Tormenta andina

Passado o momento em que o presidente Lula referendou como ato de soberania o decreto supremo de Evo Morales, determinando a nacionalização das reservas de petróleo e gás natural e a ocupação por tropas do Exército das plantas produtoras de petróleo e gás natural operadas em território boliviano por empresas estrangeiras, entre elas a Petrobras, o governo dá mostras de certa nostalgia pelo pragmatismo responsável em política externa, uma das marcantes características adotadas pelo Itamaraty nas últimas décadas.

Lula foi à improvisada cúpula de Puerto Iguazú, na fronteira com a Argentina, na qual, juntamente com os presidentes Morales, Kirchner e Chávez, permutou as primeiras impressões sobre o acontecimento, empenhando total solidariedade ao desassombro do companheiro boliviano. Poucas horas depois – e Lula deve ter-se sentido imensamente magoado -, transpirou a informação do entendimento preliminar entre Evo, Chávez e Fidel Castro, em Havana, sem que o governo brasileiro sequer fosse informado da decisão de assumir o controle da produção e comércio dos hidrocarbonetos, aliás, compromisso de campanha do líder nacionalista que chegou à presidência da Bolívia.

Nesse momento, negociadores da Petrobras e ministérios de Minas e Energia e Relações Exteriores, este um setor que o governo não conseguiu manter coeso, tal é a multiplicidade de conselheiros do presidente em questões de política internacional, estão conversando com autoridades do governo do país vizinho com o desiderato de encontrar as soluções menos traumáticas para o rumoroso imbróglio. Na pauta imediata está a indenização que a Petrobras pretende receber pela expropriação de seus bens físicos na Bolívia, onde realizou investimentos de US$ 1,6 bilhão em duas grandes refinarias localizadas na região de Santa Cruz de la Sierra.

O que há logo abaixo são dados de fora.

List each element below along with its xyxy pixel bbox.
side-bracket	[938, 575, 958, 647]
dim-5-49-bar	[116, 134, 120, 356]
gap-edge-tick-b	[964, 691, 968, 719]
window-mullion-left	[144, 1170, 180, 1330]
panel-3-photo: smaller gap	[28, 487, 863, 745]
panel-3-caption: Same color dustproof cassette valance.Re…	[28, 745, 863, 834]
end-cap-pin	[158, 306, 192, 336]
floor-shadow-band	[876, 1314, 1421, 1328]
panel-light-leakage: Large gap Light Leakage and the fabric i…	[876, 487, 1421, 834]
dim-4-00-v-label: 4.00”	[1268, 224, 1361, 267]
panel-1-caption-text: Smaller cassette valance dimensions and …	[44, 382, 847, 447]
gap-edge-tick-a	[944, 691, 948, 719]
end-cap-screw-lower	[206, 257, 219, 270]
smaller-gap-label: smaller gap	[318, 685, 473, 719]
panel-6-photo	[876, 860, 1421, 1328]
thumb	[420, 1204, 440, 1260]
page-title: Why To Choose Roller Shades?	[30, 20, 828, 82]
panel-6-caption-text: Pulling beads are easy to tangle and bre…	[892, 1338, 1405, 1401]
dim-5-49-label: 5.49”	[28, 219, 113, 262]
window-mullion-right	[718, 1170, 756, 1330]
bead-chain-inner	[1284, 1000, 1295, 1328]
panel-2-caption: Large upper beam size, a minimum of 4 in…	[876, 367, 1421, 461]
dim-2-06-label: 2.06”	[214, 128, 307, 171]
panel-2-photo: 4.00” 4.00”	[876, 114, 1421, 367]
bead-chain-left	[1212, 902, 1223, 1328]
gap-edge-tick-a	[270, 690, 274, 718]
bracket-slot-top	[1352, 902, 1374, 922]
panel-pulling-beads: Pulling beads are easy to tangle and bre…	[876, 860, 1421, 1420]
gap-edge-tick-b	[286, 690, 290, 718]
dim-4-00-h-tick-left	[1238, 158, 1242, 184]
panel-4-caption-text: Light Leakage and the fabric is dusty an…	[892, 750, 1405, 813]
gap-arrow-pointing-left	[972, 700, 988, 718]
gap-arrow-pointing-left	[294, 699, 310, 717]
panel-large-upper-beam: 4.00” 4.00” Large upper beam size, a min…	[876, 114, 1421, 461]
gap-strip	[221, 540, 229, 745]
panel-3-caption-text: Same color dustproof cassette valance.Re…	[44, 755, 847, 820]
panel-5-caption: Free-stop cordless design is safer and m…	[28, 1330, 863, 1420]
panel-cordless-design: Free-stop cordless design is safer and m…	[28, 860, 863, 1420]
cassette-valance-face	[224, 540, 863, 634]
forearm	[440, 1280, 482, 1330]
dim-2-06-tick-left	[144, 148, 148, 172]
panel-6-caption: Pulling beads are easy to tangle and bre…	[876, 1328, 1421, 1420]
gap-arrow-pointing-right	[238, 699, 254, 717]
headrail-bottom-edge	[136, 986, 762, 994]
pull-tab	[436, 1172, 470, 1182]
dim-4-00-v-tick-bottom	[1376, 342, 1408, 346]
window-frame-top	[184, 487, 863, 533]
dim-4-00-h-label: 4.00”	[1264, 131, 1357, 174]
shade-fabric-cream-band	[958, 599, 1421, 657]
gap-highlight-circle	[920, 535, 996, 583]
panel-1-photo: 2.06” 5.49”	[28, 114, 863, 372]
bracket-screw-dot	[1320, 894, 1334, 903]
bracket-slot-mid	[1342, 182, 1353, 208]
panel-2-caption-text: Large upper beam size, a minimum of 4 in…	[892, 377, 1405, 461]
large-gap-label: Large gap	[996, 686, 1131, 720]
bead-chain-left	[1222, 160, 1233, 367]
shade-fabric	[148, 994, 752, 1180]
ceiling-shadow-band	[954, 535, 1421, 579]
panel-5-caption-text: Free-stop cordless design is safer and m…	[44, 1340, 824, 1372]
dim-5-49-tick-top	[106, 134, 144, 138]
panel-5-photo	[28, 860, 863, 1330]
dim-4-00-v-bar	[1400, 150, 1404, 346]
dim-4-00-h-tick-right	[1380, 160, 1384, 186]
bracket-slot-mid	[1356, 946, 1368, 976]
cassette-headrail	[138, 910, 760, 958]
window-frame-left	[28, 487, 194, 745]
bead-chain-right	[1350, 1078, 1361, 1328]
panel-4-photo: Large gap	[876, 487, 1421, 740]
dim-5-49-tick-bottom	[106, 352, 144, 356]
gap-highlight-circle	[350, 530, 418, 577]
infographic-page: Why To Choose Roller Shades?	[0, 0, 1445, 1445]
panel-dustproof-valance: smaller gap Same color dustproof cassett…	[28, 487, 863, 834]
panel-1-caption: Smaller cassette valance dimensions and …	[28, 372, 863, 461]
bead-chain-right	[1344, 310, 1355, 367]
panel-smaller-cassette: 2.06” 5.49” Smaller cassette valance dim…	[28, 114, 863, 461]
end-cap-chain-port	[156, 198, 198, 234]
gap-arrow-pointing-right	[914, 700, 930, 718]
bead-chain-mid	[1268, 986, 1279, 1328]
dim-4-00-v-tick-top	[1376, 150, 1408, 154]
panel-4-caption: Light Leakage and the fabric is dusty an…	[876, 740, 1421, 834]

Segundo o governo boliviano, a Constituição vigente, que será substituída a partir de 6 de agosto com a instalação da Assembléia Nacional Constituinte, não prevê o pagamento da respectiva indenização, porquanto os contratos de exploração de petróleo e gás natural por empresas transnacionais não foram aprovados pelo Congresso. Outro dado em análise diz respeito ao aumento de 61,34% no preço do gás comprado pela Petrobras, cujo volume diário alcança 25 milhões de metros cúbicos, a metade do consumo interno brasileiro. Além de ser a maior produtora do país, a Petrobras é a maior compradora do combustível e, em conseqüência, a empresa que mais recolhe impostos ao tesouro boliviano. Só agora, no entanto, o governo descobriu que ela operava mediante ?acordos ilegais?, mesmo gerando empregos e ajudando o país vizinho a se desenvolver.

O presidente da estatal brasileira, José Sérgio Gabrielli, referiu-se a um prazo de 45 dias (funcionários bolivianos duvidaram), para o pagamento da indenização. Caso contrário, a discussão será levada ao Tribunal Internacional de Nova York.

A tormenta nacionalista liberada por Evo Morales tem espaço para a reforma agrária e a primeira lufada já ocorreu: a Madeireira Caramuru, pertencente a um empresário brasileiro, terá 15 dias para se retirar da área ocupada há mais de trinta anos no Departamento de Pando, região de fronteira com o Acre, ao que parece sem nenhum empecilho de ordem legal. Cerca de cem produtores brasileiros são responsáveis por 35% da safra boliviana de soja, mas há uns dois mil agricultores em situação ilegal nas regiões fronteiriças. Os ventos andinos sopram com força e requerem ação efetiva do governo brasileiro.